Research articles on the JSTOR platform are largely from the social sciences and the humanities, and generally were not “taxpayer funded.”
Some assume that the content included on the JSTOR platform has been funded by taxpayers and therefore should be freely accessible to all. Although there is no way to know how many of the millions of articles published over many years may have received government support in whole or in part, the content on JSTOR comes from a broad range of disciplines, predominantly in the humanities, social sciences, and field sciences. Unlike in the medical and other bench sciences, these disciplines are not generally supported by government research grants. The societies responsible for publishing most of the journals in JSTOR are non-governmental not-for-profit enterprises. Even if the research in these titles had been taxpayer funded, that would not eliminate the costs associated with digitizing the print journals, organizing the digitized content, making it conveniently searchable and accessible on the web, and preserving it for the long-term.
JSTOR steadily has made progress expanding access options for individuals.
JSTOR was created as a resource for the academic community, but as digital technology has become more ubiquitous in society, there is increased awareness of and interest in this content from the general public. As early as 1999 we established a program through which more than 110 publishers now provide access to the complete contents of their 350 journals on JSTOR directly to individuals, some as a benefit of society membership and some for a fee.
In 2006, we made arrangements for Google to index the full-text content in JSTOR. This facilitated access for students and faculty using Google for search but also introduced JSTOR to millions of people around the world. The relationships we had established with publishers, libraries and researchers in JSTOR’s first phase did not take into account this new worldwide demand from individuals not affiliated with institutions. We have therefore taken steps, working with publishers that own the content, to meet this new demand.

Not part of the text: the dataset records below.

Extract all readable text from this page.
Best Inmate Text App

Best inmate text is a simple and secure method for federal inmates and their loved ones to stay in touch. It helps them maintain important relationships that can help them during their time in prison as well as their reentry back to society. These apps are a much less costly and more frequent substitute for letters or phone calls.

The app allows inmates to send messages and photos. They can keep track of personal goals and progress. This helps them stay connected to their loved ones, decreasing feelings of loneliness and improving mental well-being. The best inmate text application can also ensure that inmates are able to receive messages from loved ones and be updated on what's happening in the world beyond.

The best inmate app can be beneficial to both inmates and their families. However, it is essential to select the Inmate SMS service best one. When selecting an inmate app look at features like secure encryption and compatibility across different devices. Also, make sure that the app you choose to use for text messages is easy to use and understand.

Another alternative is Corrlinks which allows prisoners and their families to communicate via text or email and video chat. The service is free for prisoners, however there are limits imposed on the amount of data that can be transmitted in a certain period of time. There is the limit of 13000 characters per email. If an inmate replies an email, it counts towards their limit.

We established a publisher sales service that enables publishers, at their discretion, to make individual articles available for sale through JSTOR; approximately 850 journals are now part of that program. The price for purchasing individual articles is set by each publisher and includes a flat fee to cover JSTOR’s costs for providing the service.

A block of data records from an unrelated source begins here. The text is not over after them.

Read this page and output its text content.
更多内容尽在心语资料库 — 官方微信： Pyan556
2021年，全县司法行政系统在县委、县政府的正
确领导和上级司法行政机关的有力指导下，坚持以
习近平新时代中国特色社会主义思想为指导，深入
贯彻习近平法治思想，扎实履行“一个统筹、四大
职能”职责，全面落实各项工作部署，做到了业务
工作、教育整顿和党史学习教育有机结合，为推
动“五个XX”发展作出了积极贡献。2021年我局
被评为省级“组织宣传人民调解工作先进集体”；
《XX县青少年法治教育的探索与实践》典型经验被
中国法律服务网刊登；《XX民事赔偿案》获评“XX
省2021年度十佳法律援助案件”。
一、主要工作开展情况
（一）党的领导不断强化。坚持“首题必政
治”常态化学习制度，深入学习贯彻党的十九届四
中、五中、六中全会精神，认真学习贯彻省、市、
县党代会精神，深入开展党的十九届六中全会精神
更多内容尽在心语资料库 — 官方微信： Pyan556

In March 2012, we launched Register & Read, an experimental program to offer free, read-online limited use access to anyone who registers for a MyJSTOR account. The program was greatly expanded in late 2012 and currently makes more than 1,300 journals available for online reading with a free account.
Most recently, in September 2013 we launched JPASS, our latest effort to make JSTOR available to people beyond universities, colleges, and high schools. With JPASS, individuals can choose a monthly or annual pass that provides access to more than 1,500 journals from JSTOR's archive collection.

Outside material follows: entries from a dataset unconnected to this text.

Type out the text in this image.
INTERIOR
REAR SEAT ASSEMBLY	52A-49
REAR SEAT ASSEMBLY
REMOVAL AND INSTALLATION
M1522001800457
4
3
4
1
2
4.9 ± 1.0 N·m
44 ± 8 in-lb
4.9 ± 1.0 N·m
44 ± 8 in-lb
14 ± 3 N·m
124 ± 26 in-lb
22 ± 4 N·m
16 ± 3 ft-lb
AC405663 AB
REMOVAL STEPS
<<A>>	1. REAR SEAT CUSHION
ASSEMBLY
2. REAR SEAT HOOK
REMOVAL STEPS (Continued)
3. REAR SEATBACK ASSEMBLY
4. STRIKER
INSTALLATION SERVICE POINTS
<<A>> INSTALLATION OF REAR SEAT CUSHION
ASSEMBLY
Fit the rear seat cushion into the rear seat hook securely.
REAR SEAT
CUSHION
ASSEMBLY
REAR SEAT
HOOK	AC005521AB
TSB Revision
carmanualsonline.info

JSTOR supports data and text mining.
JSTOR first started thinking about data and text mining back in 1999, when we learned that Fred Shapiro was using JSTOR to find the earliest known uses of words that pre-dated the record of first uses of terms from the Oxford English Dictionary. In 2008, JSTOR introduced the “Data for Research” (DfR) service, a free data mining tool for journal content on JSTOR, available to the public. DfR provides the ability to obtain data sets via bulk downloads, and includes a powerful faceted search interface, online viewing of document-level data, downloadable datasets (including word frequencies, citations, key terms, and ngrams). More than 700 data sets have been downloaded annually since the service launched. We also receive many special requests for access to even larger-scale datasets for research of various kinds and we work with researchers to tailor datasets to their needs.